Puisi dan Malam yang Tak Mau Usai, Catatan dari Anjungan Jambi
Puisi dan Malam yang Tak Mau Usai, Catatan dari Anjungan Jambi-Foto: Istimewa-
JAMBI, JAMBIEKSPRES.CO.ID - Peringatan Hari Puisi Nasional berlangsung tidak seperti panggung-panggung biasa. Tidak ada gimik, tidak ada selebrasi palsu. Yang hadir hanyalah penyair, musisi, perupa, aktor, dan warga yang ingin kembali percaya bahwa kata masih bisa menyelamatkan kita.
Acara dibuka oleh Ramayani, perempuan penyair Jambi yang tampil lembut namun menggetarkan. Sebelum membaca puisinya, ia mengajak hadirin menyimak orasi kecil tentang menjadi perempuan di dunia puisi, tentang menulis dari tubuh, tentang sunyi yang kadang lebih lantang dari tepuk tangan.

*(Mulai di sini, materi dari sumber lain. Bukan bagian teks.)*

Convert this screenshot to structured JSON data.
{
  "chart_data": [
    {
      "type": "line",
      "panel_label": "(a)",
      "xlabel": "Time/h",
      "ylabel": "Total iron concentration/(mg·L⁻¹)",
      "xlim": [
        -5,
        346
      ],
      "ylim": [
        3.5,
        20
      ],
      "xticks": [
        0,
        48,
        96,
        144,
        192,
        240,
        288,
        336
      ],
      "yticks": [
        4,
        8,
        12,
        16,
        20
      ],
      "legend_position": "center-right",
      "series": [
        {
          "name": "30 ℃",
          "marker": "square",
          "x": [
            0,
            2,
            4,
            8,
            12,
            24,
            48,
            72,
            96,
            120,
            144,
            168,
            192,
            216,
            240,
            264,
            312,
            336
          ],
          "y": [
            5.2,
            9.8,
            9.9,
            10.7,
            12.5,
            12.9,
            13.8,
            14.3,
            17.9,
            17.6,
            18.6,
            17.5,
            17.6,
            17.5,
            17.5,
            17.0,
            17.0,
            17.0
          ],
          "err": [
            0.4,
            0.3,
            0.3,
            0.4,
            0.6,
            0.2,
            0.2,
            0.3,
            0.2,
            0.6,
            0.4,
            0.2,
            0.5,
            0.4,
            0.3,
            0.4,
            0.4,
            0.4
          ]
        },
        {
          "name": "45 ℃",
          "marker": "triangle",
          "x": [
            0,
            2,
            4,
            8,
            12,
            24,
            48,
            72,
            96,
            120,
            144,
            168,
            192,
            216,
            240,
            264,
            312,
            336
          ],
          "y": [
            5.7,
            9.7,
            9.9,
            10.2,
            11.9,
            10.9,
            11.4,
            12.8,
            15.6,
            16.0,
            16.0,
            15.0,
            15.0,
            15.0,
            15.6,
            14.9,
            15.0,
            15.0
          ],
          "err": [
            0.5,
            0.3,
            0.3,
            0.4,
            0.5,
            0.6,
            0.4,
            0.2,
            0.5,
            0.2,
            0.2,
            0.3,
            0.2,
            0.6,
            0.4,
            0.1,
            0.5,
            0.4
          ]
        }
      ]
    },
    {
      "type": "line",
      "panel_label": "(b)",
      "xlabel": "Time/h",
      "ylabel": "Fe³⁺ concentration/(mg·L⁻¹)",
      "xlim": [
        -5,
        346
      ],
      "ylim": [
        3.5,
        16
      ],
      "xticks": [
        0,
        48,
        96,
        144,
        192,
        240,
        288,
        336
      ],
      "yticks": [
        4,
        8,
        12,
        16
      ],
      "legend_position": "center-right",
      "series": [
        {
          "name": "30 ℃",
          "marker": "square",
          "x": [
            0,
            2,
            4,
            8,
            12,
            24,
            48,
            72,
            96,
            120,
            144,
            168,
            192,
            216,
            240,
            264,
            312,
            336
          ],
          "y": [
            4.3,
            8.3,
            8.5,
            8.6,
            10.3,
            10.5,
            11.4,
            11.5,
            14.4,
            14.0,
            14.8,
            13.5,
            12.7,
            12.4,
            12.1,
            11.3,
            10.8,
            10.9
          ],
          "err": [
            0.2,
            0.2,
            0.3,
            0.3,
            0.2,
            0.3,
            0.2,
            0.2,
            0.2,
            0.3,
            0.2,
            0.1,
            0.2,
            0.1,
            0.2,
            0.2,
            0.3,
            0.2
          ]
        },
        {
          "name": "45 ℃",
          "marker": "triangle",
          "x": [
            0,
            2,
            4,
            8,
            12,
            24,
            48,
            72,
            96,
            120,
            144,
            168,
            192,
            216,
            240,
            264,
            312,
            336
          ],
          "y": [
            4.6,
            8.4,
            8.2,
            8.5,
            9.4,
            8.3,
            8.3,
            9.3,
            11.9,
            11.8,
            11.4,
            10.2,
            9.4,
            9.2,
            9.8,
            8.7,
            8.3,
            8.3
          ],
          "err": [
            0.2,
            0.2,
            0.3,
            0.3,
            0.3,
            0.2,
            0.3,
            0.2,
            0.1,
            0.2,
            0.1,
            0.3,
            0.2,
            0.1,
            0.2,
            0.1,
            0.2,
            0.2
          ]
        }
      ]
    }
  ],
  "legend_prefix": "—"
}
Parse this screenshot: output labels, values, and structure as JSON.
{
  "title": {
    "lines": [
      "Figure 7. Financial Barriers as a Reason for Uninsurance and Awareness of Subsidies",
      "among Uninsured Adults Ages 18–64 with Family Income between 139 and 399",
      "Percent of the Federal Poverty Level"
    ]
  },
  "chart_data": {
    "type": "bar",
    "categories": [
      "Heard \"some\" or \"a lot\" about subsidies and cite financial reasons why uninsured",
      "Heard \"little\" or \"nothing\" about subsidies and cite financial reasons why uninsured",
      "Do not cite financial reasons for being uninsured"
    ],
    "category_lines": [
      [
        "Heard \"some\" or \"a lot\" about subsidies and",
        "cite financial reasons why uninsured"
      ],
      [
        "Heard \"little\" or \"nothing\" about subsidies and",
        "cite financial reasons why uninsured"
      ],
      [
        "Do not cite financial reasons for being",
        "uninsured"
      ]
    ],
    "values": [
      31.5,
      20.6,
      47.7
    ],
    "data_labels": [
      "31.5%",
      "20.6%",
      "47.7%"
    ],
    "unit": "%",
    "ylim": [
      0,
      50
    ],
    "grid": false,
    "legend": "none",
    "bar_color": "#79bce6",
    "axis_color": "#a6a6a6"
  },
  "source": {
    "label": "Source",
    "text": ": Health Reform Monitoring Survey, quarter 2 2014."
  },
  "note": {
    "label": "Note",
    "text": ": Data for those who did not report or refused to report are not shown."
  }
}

BACA JUGA:Polda Jambi Gerebek Gudang Pengoplosan Gas Subsidi di Batanghari, Satu Orang Diamankan
Ia membaca tiga puisi dua karyanya sendiri dan satu puisi karya mendiang Ari Setya Ardi dengan gaya yang tenang, melankolis, dan nyaris mistis. Ia duduk di kursi rotan, dikelilingi instalasi artistik berupa lesung batu dan nampan buku sebuah simbol bahwa kata adalah sesuatu yang digiling, diolah, lalu dihidangkan sebagai santapan batin.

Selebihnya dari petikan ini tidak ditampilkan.